Cycling through his vision modes, he took a tentative step forward. None of his filters improved his sight, and so he scowled at the broken piping that was, even now, spewing hot steam into the corridor. His heavy boots echoed on the grating, and he was only moving cautiously so that he would have time to react if he were jumped. Yet, he remained unmolested as he reached the other end of the hall, and he frowned, panning the gun down the junction he found himself in.

He didn't dare call out. They had, mostly, vacated this level but that wasn't a guarantee. Still, his armor had picked something up - a sound, perhaps? Taking the left, he picked his way down another hallway pockmarked by death and flowing with the rivers of wasted vitality. He'd grown up undersea, and as a member of the clan council he was used to descending into the depths. But this was new. For once, they were being attacked.

They still didn't know by what.

If it wasn't for his daughter, he wouldn't even be down here - he'd be reaching the submersibles with the rest of the Council. Their council was, admittedly, unique, but they often explained it as a Lieutenant deferring to his Sergeant's. Those voices of reason were necessary, but none of them had been able to stop their youngest member from going back for his daughter. That bond was unbreakable.

He paused, hearing the thunk of a blade into flesh, and he immediately began to run, turning a corner and nearly tripping over one of the invaders. It was crouched over one of his dead clanmembers, clearly inspecting her armor and weapons, and he pulled the trigger on instinct. With a thump of pneumatic release, a rivet was propelled into the beast's body. Two more trigger pulls, and it was twitching on the ground, it's strange reptilian body writhing in agony.

One more rivet to the head stopped it's struggle.

"Damnit, Bry." He mutters to himself, another groan from the station reminding him time was running out. He picked up the jog again, trying to remember where he'd heard that sound. Was it the beast? Was it Bry? He took another two junctions before he spied her, crouched outside the mess hall. A blade was in her hand, and she was clearly sawing open one of the creature corpses.

She was a frail little thing, barely six, with porcelain skin and her mother's eyes. Many doubted she'd ever truly be a Mandalorian, and in his darker moments, he shared their belief. But he approached her carefully, not wanting to frighten or upset her, and he stopped just behind her, his rifle held at the low ready. The knife was so big in her hands she had to use both just to grip the handle.

"C'mon, honey. It's not safe here." She didn't even look up, her hands shoved into the innards of the reptilian... thing.

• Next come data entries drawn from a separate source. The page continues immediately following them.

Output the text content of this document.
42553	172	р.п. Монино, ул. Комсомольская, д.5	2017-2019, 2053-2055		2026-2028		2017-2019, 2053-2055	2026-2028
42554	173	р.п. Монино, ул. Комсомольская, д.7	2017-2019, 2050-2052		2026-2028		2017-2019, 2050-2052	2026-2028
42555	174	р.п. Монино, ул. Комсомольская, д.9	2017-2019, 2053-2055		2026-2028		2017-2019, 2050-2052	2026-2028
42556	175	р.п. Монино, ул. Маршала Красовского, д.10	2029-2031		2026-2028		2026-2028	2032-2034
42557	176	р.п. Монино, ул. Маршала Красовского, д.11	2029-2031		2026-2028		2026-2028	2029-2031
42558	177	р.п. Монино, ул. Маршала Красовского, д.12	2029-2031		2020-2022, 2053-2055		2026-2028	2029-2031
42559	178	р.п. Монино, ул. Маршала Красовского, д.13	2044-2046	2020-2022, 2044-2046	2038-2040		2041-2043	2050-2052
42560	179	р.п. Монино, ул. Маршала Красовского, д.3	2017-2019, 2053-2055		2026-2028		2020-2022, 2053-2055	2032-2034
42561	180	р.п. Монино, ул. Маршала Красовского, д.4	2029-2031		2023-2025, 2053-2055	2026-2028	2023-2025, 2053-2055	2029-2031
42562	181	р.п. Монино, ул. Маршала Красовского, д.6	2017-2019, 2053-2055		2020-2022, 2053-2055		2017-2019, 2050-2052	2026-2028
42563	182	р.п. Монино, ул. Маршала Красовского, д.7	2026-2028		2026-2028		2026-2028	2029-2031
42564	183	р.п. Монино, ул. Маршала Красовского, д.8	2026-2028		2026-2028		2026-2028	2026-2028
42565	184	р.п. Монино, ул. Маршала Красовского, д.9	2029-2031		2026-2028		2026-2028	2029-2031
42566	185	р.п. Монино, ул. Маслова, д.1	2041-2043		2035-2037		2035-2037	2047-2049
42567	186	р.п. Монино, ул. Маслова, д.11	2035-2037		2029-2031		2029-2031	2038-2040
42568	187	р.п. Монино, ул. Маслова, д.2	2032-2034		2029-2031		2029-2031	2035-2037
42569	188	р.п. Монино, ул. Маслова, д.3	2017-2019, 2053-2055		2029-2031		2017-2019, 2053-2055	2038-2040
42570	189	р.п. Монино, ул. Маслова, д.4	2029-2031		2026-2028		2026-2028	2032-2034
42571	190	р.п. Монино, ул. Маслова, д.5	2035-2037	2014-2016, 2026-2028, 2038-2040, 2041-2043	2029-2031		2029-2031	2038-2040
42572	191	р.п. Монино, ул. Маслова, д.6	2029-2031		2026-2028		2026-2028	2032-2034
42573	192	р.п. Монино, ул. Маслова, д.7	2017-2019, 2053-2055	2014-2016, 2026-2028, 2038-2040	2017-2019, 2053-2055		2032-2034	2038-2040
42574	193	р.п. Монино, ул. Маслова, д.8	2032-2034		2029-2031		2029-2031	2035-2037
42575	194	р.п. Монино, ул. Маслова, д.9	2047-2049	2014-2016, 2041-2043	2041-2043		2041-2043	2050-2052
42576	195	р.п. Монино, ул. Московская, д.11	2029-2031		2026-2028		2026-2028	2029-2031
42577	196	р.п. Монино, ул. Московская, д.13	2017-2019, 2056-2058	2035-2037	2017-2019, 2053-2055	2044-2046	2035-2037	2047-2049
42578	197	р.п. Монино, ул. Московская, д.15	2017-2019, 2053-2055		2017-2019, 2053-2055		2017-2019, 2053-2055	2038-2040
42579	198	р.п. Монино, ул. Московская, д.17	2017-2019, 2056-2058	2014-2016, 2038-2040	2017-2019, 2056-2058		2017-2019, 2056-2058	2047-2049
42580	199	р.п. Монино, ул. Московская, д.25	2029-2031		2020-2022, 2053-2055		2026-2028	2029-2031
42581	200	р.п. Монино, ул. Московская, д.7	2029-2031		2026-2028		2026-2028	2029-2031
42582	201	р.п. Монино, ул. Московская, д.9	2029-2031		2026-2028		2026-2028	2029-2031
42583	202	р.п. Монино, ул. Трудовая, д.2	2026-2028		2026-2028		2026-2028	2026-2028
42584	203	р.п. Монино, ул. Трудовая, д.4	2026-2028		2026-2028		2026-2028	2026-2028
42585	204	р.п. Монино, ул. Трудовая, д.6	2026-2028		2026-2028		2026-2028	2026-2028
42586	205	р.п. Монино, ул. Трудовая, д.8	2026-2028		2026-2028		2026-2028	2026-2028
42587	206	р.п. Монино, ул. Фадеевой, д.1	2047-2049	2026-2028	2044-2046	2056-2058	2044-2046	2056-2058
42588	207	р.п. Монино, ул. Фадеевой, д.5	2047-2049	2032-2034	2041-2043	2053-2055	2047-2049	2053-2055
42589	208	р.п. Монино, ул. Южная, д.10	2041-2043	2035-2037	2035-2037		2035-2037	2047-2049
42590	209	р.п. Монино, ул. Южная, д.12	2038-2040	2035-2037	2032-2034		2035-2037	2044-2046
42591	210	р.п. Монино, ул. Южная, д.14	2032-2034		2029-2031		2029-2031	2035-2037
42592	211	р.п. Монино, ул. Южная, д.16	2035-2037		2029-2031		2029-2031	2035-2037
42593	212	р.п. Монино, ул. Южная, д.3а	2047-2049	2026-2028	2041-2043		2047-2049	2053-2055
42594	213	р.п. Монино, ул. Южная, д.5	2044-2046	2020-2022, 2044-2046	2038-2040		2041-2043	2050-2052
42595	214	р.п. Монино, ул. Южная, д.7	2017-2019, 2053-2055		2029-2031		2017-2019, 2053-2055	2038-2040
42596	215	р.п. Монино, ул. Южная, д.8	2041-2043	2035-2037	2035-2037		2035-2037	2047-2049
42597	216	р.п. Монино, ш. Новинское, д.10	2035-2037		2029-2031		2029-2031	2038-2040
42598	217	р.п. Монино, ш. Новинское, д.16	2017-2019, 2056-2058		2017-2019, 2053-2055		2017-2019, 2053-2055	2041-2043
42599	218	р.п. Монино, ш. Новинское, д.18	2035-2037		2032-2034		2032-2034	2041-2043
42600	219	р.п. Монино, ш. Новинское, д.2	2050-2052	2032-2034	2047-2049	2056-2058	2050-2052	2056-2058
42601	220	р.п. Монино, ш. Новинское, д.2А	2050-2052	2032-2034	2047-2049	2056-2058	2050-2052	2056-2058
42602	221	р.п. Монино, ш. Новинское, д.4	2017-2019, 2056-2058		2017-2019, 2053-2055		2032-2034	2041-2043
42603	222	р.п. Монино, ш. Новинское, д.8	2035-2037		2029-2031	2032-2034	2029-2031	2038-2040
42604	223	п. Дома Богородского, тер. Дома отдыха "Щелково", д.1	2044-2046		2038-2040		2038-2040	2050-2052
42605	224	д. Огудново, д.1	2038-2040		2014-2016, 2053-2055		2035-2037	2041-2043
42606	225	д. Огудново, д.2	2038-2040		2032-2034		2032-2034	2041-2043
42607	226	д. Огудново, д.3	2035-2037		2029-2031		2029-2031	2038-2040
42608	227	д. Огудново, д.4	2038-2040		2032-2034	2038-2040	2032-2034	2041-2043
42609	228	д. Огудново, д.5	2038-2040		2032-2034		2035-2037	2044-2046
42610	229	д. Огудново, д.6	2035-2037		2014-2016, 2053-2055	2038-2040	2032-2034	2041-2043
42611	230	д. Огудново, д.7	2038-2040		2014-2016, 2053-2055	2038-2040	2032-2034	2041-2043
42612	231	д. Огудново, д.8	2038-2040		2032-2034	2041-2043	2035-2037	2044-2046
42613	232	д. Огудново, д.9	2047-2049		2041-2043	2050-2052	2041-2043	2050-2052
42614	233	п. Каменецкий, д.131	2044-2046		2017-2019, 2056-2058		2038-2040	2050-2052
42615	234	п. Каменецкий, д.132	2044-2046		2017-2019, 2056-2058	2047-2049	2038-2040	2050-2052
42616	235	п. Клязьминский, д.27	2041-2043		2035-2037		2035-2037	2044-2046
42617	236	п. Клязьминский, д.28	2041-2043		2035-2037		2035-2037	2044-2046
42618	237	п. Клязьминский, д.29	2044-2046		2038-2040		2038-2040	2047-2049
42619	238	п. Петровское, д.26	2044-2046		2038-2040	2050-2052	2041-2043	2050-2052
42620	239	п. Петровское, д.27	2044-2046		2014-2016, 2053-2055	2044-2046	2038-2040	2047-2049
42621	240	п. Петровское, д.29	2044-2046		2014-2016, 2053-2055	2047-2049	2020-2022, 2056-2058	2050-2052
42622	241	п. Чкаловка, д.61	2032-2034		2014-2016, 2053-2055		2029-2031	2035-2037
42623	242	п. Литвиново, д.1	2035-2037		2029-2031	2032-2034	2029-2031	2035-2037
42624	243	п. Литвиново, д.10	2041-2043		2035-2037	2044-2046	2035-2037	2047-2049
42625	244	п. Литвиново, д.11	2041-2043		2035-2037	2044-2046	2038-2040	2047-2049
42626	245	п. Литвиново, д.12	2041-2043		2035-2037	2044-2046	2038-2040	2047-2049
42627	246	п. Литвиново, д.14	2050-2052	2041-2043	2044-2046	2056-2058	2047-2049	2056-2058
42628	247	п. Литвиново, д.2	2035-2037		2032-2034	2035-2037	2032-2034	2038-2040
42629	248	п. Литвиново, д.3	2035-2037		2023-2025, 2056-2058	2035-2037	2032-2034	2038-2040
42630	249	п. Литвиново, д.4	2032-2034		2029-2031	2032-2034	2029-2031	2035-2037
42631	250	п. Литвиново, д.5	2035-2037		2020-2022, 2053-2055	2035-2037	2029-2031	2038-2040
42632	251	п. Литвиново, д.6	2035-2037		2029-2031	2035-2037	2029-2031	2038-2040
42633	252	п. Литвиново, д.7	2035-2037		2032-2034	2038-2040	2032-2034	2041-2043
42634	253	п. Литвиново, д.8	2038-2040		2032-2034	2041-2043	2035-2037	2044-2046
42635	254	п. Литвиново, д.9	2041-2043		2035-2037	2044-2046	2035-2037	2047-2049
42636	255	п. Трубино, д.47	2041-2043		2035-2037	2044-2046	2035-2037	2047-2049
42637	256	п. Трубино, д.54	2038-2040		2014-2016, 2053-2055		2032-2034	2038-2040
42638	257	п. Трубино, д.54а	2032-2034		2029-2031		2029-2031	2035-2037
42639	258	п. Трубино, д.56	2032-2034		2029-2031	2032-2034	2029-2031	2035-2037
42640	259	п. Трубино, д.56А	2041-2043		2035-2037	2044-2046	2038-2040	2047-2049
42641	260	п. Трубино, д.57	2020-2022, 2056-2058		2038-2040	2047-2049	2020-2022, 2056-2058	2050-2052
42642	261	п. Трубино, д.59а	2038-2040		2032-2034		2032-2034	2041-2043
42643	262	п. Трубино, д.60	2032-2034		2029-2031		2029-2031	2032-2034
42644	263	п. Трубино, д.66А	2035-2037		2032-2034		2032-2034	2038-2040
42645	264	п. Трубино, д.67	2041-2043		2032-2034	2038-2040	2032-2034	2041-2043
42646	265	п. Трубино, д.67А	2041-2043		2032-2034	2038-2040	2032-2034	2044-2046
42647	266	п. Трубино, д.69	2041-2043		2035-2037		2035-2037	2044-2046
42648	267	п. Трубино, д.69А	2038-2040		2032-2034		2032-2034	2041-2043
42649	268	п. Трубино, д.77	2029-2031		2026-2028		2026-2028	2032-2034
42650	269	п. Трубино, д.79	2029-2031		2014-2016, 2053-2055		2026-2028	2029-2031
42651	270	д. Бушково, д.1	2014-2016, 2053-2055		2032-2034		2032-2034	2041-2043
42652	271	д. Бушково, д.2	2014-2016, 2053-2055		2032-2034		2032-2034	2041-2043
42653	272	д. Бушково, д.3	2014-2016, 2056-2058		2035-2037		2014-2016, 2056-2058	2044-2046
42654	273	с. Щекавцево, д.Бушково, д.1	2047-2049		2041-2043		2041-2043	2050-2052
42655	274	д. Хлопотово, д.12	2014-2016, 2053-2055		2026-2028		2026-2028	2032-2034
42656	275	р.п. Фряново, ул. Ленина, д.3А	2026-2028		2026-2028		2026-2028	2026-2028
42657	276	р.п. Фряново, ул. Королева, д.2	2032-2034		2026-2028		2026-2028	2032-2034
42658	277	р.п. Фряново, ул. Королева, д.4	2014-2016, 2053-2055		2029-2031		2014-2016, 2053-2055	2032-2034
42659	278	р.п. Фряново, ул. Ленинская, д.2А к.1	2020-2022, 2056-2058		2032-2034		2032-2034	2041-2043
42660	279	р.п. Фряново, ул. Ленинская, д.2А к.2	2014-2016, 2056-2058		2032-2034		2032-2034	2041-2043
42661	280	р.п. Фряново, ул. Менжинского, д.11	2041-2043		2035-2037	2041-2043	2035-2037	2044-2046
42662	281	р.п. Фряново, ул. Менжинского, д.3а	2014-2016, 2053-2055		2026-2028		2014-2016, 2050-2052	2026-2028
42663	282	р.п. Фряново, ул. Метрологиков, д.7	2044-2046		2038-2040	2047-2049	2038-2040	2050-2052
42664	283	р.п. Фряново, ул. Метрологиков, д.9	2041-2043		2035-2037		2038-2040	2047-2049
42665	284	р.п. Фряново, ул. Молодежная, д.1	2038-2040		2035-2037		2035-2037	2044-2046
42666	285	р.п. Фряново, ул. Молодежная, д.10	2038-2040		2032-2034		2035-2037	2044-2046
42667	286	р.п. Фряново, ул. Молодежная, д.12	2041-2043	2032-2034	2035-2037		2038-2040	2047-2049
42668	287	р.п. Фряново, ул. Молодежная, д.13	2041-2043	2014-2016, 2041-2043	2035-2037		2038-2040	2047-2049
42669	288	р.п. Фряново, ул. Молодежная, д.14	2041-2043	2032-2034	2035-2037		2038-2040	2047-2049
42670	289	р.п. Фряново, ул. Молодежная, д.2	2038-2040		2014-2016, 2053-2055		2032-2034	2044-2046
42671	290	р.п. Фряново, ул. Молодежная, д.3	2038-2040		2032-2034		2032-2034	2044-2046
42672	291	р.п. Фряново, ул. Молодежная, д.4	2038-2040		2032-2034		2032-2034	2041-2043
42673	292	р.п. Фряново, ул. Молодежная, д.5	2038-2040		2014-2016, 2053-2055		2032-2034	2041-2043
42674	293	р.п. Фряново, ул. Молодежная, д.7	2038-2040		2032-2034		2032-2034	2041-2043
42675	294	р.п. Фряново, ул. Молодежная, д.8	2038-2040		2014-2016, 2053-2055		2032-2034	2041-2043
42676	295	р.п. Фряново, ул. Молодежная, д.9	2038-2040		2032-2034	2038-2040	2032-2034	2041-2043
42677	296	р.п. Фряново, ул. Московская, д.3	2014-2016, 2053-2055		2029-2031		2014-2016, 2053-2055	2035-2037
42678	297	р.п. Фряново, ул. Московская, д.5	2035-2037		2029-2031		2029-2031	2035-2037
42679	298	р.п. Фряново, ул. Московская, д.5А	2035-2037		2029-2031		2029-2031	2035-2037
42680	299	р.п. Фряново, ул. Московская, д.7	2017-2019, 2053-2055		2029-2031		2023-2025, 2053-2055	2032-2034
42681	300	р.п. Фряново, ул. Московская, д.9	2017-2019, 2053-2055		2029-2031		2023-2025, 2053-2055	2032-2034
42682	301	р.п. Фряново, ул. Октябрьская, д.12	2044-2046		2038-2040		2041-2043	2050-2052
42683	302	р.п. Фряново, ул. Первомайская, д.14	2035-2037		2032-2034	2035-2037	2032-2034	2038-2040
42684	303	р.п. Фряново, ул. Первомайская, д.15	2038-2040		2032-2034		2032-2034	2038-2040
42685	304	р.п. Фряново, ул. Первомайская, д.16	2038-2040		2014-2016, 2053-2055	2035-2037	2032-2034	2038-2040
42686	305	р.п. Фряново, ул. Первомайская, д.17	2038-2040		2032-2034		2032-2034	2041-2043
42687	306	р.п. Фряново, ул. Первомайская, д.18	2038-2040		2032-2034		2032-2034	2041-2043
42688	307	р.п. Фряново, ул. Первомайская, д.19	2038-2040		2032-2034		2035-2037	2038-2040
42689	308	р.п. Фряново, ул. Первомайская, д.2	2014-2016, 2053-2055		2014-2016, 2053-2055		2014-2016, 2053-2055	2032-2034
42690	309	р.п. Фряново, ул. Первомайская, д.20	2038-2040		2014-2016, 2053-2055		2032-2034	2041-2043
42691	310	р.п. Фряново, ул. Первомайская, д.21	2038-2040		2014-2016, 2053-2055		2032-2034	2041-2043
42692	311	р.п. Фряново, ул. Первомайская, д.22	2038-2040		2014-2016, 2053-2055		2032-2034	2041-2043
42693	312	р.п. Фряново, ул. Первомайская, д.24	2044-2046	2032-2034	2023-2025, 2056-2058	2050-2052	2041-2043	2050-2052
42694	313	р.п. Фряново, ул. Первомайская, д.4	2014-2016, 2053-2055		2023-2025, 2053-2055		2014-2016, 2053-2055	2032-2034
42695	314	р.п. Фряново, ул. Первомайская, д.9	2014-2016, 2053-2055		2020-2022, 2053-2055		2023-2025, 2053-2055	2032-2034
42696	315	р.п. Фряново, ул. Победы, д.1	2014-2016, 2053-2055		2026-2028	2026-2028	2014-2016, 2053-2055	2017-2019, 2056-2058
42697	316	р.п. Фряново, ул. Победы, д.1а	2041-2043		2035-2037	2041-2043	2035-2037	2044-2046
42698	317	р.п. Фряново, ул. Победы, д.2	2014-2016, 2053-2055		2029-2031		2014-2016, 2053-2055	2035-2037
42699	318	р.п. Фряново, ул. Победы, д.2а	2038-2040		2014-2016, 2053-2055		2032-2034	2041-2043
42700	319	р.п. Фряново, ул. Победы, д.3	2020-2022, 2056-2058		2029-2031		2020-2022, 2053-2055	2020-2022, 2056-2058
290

"The specimen, Daddy!" She'd never sounded excited about anything before, and here she was, elbow deep in some creature from fathom's deep, and she sounded like she'd been given a new puppy. Word's couldn't even begin to express his concern. Words never would be able to.

"Not now, honey. We don't have the time."

She finally paused, wide eyes panning back to him, and she straightened, her uniform crumpled and darkened with dried blood. "I can't study them without one, Daddy."

The frown he normally sported beneath his helmet only deepened. "They've almost killed everyone on the station, Bry. We need to go. Now."

She huffed, and stamped her foot, and for a moment she was a normal little girl. Yet more concern bubbled up in his mind like bends, and he tightened his grip on his gun on reflex. "I can't study without one!" She repeated, sharper, almost petulant. It was saddening to him that this was the moment she chose to be a normal little girl.

Taking a step forward, he shook his head. "I know, honey. We've already got several specimens on the submersibles. But if we don't leave now, we'll die down here, and then you'll never get to study them." They didn't have time for this argument. They didn't have any time left to waste. He let go of the foregrip of his gun, and held out his gloved hand for her.

For the first time in six years of life, she reached out to take it.